Caçar animais com pistola e revólver é novidade.
Para
um presidente estridentemente avesso a assumir as medidas impopulares de seu
governo, deveria ser contraintuitivo escancarar tamanho acesso a armas. Segundo
pesquisa Datafolha, 72% da população brasileira desaprovavam a proposta de
armar cidadãos em 2020.
Mas
a medida favorece a expansão de milícias bolsonaristas entre a população.

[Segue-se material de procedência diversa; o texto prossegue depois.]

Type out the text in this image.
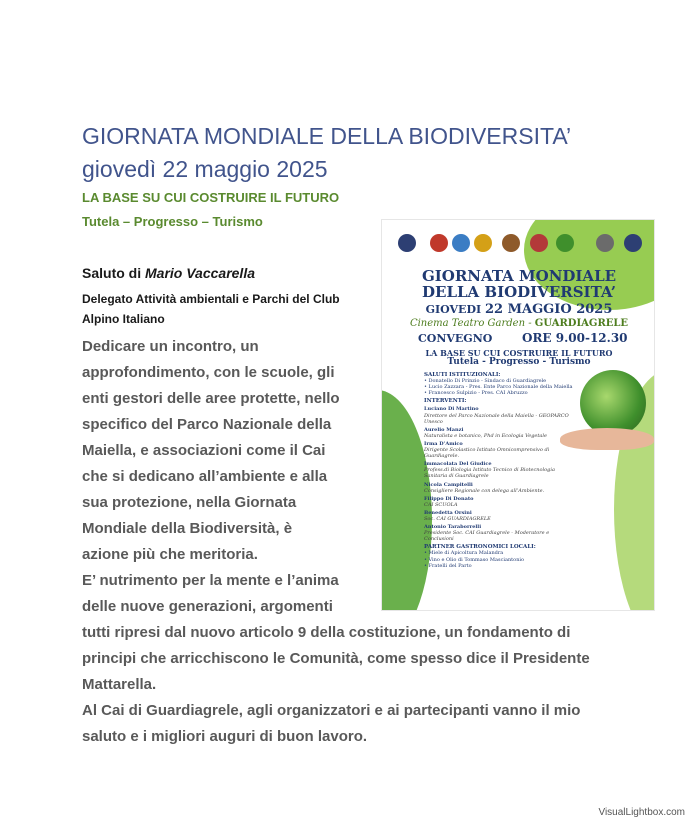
GIORNATA MONDIALE DELLA BIODIVERSITA’
giovedì 22 maggio 2025
LA BASE SU CUI COSTRUIRE IL FUTURO
Tutela – Progresso – Turismo
Saluto di Mario Vaccarella
Delegato Attività ambientali e Parchi del Club
Alpino Italiano
Dedicare un incontro, un
approfondimento, con le scuole, gli
enti gestori delle aree protette, nello
specifico del Parco Nazionale della
Maiella, e associazioni come il Cai
che si dedicano all’ambiente e alla
sua protezione, nella Giornata
Mondiale della Biodiversità, è
azione più che meritoria.
E’ nutrimento per la mente e l’anima
delle nuove generazioni, argomenti
tutti ripresi dal nuovo articolo 9 della costituzione, un fondamento di
principi che arricchiscono le Comunità, come spesso dice il Presidente
Mattarella.
Al Cai di Guardiagrele, agli organizzatori e ai partecipanti vanno il mio
saluto e i migliori auguri di buon lavoro.
GIORNATA MONDIALE
DELLA BIODIVERSITA’
GIOVEDI 22 MAGGIO 2025
Cinema Teatro Garden - GUARDIAGRELE
CONVEGNO ORE 9.00-12.30
LA BASE SU CUI COSTRUIRE IL FUTURO
Tutela - Progresso - Turismo
SALUTI ISTITUZIONALI:
• Donatello Di Prinzio - Sindaco di Guardiagrele
• Lucio Zazzara - Pres. Ente Parco Nazionale della Maiella
• Francesco Sulpizio - Pres. CAI Abruzzo
INTERVENTI:
Luciano Di Martino
Direttore del Parco Nazionale della Maiella - GEOPARCO Unesco
Aurelio Manzi
Naturalista e botanico, Phd in Ecologia Vegetale
Irma D’Amico
Dirigente Scolastico Istituto Omnicomprensivo di Guardiagrele.
Immacolata Del Giudice
Profess.di Biologia Istituto Tecnico di Biotecnologia Sanitaria di Guardiagrele
Nicola Campitelli
Consigliere Regionale con delega all’Ambiente.
Filippo Di Donato
CAI SCUOLA
Benedetta Orsini
Soc. CAI GUARDIAGRELE
Antonio Taraborrelli
Presidente Soc. CAI Guardiagrele - Moderatore e Conclusioni
PARTNER GASTRONOMICI LOCALI:
• Miele di Apicoltura Malandra
• Vino e Olio di Tommaso Masciantonio
• Fratelli del Parto
VisualLightbox.com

E, na
eventualidade de um conflito generalizado decorrente das eleições, elas
poderiam se somar aos 12% de policiais militares que, em levantamento de 2020
citado pelo professor Thiago Amparo, se mostraram favoráveis à prisão de
ministros do Supremo e ao fechamento do Congresso.
O ex-PM e deputado agora preso tem farta companhia armada. O que até pouco tempo atrás era designado como milícia já não se restringe aos egressos ou membros das forças policiais que formam sindicatos do crime e controlam parte da vida urbana em cidades como o Rio. São bolsões inteiros da sociedade formando milícias civis e uma nação à deriva. Manter preso um Daniel Silveira é relativamente fácil. Mas já não basta.